House Adjourns for Good After Killing Bill
by Kevin Featherly


ST. PAUL, Minn. Updated 10:41 p.m. November 13, 1997

It ain't over 'til the fat lady sings, they say. Tonight, she sang, loudly.

If you're a fan of the Minnesota Twins, it's not looking good for you.

The Minnesota House, by a substantial 84-47 margin, shot down a bill to finance a stadium for the Twins that would have traded community ownership of the team for a state-funded ballpark.

Then they adjourned. For good.

It is the death knell to the team, according to Rep. Loren Jennings, DFL-Harris, an author of the defeated bill. Speaking to WCCO-Radio tonight, he said there is no Plan B.

"The citizens of Minnesota saw baseball die, professional baseball die, on Nov. 13, 1997," Jennings said in an interview with WCCO-Radio's Eric Eskola. "The question is, Eric, will you live long enough to see it when it comes back?"

The Senate adjourned earlier in the evening without casting a vote on their version of the bill. But they had intended to come back to work in the morning to try again. The House's decision to give up the ghost effectively decides the issue for the entire Legislature.

At this point, the only hope for keeping the Twins in Minnesota seems to be for Gov. Arne Carlson to declare yet another special legislative session -- it would be the fourth of the year. He could call lawmakers back a final time to hammer out a proposal to keep the team here before the Twins are sold and move to the East Coast.

But he would have to do so quickly enough for the Legislature to meet, figure out a plan and pass it, all by Nov. 30. That, the Twins have said, is the "drop-dead date" on which they will sell the team to North Carolina businessman Don Beaver unless a stadium funding plan is passed.

However, WCCO-TV reported at 10 p.m. tonight, the governor's chief of staff says Carlson will not call the Legislature back to work again this year.

Another vague possibility is that the the Twins' self-declared Nov. 30 deadline could be waived and the issue tackled again next year, during the regular legislative session in the spring. In debates tonight, Rep. Dee Long suggested that the deadline was an artificial one, and that it may not be a real deadline at all.

The Twins insist it is. So now, the issue is squarely in the hands of Twins owner Carl Pohlad.

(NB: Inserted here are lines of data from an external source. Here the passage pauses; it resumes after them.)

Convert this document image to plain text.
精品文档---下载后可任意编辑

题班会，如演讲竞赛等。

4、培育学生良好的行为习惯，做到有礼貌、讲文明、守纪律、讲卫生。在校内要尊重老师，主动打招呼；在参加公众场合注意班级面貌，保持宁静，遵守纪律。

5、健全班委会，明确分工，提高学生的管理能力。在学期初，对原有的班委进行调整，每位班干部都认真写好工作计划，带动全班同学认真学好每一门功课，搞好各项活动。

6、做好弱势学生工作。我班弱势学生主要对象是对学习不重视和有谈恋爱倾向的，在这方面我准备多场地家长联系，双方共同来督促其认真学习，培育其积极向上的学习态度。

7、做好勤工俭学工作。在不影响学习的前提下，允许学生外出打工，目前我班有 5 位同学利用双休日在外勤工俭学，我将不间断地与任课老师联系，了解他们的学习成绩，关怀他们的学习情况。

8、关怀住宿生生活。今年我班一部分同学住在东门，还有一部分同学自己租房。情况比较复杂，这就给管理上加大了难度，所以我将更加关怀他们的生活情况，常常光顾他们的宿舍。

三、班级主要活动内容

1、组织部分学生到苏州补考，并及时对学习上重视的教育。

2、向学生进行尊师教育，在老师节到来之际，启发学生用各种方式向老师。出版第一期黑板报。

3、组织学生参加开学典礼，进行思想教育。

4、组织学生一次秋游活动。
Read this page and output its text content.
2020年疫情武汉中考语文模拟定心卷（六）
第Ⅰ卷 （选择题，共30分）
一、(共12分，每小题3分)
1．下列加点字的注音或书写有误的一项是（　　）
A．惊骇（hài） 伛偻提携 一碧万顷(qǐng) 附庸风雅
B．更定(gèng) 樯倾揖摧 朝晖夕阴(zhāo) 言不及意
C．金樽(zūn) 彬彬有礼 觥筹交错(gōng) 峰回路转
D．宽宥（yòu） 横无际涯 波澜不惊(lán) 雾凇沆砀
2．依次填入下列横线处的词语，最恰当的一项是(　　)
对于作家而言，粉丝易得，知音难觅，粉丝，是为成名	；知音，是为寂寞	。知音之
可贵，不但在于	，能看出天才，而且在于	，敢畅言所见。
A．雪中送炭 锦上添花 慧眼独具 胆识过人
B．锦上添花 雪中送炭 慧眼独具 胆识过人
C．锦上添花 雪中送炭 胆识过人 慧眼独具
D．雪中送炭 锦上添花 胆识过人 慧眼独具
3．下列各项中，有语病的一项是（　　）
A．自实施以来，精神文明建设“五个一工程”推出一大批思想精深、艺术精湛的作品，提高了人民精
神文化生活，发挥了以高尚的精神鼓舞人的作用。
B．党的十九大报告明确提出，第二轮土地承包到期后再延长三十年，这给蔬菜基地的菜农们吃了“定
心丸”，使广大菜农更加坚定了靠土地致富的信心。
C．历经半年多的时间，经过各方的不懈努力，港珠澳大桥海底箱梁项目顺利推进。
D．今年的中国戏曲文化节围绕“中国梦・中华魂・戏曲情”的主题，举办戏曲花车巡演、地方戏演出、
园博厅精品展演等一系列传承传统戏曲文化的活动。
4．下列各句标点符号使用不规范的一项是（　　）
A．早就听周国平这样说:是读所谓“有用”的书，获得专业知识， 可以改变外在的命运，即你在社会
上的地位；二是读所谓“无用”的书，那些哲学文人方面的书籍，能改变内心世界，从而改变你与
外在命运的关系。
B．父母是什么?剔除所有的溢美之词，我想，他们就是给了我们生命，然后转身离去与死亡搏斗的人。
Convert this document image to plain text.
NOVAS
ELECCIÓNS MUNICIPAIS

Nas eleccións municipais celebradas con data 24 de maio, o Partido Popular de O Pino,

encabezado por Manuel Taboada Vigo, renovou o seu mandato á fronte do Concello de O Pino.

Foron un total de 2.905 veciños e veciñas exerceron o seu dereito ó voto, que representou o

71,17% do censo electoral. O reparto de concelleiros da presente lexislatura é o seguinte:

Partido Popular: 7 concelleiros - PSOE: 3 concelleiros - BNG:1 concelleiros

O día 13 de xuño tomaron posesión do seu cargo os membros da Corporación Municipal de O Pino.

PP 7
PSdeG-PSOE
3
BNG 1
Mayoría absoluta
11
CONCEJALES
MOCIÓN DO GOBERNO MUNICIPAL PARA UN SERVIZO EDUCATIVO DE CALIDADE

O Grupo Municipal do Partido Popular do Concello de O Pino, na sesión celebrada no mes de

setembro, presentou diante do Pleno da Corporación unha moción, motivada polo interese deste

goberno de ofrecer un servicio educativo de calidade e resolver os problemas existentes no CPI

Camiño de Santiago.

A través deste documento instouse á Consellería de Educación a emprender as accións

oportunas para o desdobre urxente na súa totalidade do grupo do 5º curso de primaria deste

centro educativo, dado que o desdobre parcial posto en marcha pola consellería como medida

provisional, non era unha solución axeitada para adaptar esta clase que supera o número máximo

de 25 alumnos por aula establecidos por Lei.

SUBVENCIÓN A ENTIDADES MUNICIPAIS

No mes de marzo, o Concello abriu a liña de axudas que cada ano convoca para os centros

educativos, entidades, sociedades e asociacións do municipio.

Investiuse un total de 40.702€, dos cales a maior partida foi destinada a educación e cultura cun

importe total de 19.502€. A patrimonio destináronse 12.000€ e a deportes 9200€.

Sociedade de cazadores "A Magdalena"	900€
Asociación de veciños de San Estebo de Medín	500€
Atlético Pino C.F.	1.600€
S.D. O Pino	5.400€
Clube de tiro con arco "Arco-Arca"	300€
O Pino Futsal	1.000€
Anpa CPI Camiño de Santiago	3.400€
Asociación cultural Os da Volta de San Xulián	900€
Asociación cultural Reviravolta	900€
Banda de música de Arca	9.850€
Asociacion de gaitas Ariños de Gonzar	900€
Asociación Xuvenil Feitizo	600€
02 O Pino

But team officials told WCCO-TV tonight they are out of luck, out of time, and late next year, almost certainly out of town.

"Forty-seven votes," mused a dejected Twins team President Jerry Bell. "For a team that's been donated to the state, for a stadium that's clearly paid 100 percent with user fees. And if that's all the votes you can get, there comes a time when you have to admit ... that it's over."

Asked directly whether the Twins are now moving to North Carolina, Bell would only say, "No comment," WCCO-TV's Pat Kessler reported.

WCCO-Radio reported at 7 p.m. tonight that the state Senate had recessed until 9 a.m. Friday, insuring that they would not pitch in with their part of the issue's resolution Thursday night.

However, the House's position is now abundantly clear.

The House could've decided to pick up the issue again tomorrow morning, but refused.

Now, barring the governor's successful intervention, the issue is dead and the Twins appear on their way to becoming an historical footnote.